UAS attorney: Drone deliveries for the masses a long way off
Are deliveries by drones getting closer to reality? Amazon Prime Air and Flirtey—working with 7-Eleven—have recently announced progress and provided examples of successful drone deliveries.
However, Jonathan Rupprecht, a commercial pilot, flight instructor, author on UAS law and attorney in Palm Beach Gardens, Florida, believes there are some significant legal and regulatory hurdles that must be cleared before unmanned aircraft systems (UAS) can be used for package delivery on a broad scale.
“It’s exciting and new, but it’s an industry that hasn’t been around long and Part 107 hasn’t been around long,” he explained. “We haven’t had time to let these concepts and ideas be proven over time by being able to last and be profitable. It will be interesting going forward over the next couple years to see where we’re at.”
Last month, Amazon released a video showing one of its drones successfully delivering an Amazon Fire TV device and some dog biscuits to a customer near one of its fulfillment centers in Cambridge, England, where the company has a UAS research center. More recently, news stories revealed the retail giant’s patent for a blimp-like distribution center in the sky served by UAS.
Also last month, Flirtey announced that it had teamed with 7-Eleven for the first drone delivery to a customer’s home approved by the Federal Aviation Administration (FAA). Flirtey said it has completed 77 autonomous drone deliveries to customer homes in the United States.
“These are great concepts, but is anyone really wanting to put down a bunch of cash to actually invest in the aircraft, the pilots and the infrastructure to actually do this?” Rupprecht asked.
In an online blog, he cited three legal challenges ahead that he believes need to be solved before drone package delivery becomes a practical reality. First, Part 107 is a barrier because it doesn’t allow for air carrier operations, requires that UAS remain within line of sight and cannot be flown autonomously.

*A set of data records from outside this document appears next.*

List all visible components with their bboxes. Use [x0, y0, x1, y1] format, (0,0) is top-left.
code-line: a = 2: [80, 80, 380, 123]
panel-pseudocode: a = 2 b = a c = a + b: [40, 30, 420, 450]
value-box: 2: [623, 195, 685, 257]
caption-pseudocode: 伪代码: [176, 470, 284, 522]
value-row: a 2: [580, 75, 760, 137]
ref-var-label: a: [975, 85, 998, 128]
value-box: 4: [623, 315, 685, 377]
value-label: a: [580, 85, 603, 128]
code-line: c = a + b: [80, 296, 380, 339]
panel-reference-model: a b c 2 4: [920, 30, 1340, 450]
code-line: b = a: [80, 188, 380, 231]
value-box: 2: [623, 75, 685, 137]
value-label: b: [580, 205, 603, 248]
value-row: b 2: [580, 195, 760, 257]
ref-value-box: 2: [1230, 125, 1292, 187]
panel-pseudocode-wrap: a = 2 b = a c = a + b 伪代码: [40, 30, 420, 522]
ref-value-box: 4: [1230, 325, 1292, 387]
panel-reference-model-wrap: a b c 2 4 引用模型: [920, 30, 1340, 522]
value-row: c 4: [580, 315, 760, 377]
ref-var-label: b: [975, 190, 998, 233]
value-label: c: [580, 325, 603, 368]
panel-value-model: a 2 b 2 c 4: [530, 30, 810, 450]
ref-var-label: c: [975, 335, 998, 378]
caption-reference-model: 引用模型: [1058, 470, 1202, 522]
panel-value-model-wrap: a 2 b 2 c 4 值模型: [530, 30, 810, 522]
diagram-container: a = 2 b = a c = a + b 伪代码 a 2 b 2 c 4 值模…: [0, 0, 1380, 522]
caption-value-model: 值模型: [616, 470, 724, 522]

Rupprecht also noted that FAA regulations prevent drones from being flown over people and are subject to airspace restrictions. As an example, he offered a map of the Phoenix, Arizona, area showing that a large part of the city is covered by restricted airspace.
“Doing drone deliveries in Phoenix would be difficult,” he said. “You might be able to do it in the outskirts or by targeting a specific region.”
In his blog, Rupprecht also notes that while the FAA can grant exemptions for beyond-line-of-sight operations using Section 333 commercial exemptions, it has yet to do so. Even those regulations require the drone to remain 500 feet away from non-participating people and property.
“It is hard to do package delivery in an urban or residential environment when you need to stay 500 feet away from everything,” Rupprecht wrote.
Finally, there are potential problems with states, counties and towns passing their own UAS regulations, an issue Rupprecht describes as “death by a thousand paper cuts.” A patchwork of regulations that vary from state to state, county to county and city to city discourage drone delivery services that must cross a variety of borders, he said.
“You hear that drones can save money and time and lives, and that’s okay,” Rupprecht said. “But does anybody have a game plan for the regulations? It’s frustrating. You go to one drone show and you’ve pretty much seen them all because they’re all saying the same thing. The entire drone industry seems to be having this superficial discussion with no real-life case studies or practical examples.”
A more practical approach, he said, would be to start with a pharmacy chain that has stores in or near affluent neighborhoods. The stores could use drones to deliver medicine to customers within line of sight. Eventually, the company would branch into autonomous, beyond-line-of-slight operations.
“You’ll see an incremental approach over time,” Rupprecht explained. “It will start in high-income suburban areas, move into the rural areas and then into the inner city as time goes on. That’s how it could progress, but you don’t hear that.”
The problem the UAS industry needs to overcome is being too “West Coast-minded,” which Rupprecht describes as “throwing technology at the problem and it will somehow collapse the walls of regulation.”
He said this approach doesn’t work and that industry decision makers need to escape the “community echo chamber” that reinforces it.
“Either they don’t know the regulations or they surround themselves with a lot of people who don’t know the regulations,” Rupprecht said. “I think there are some capabilities on the table that legally help to get drone delivery done, but they’re going to have to navigate the regulatory hurdles, and that’s going to become an essential part of how they do their operations.”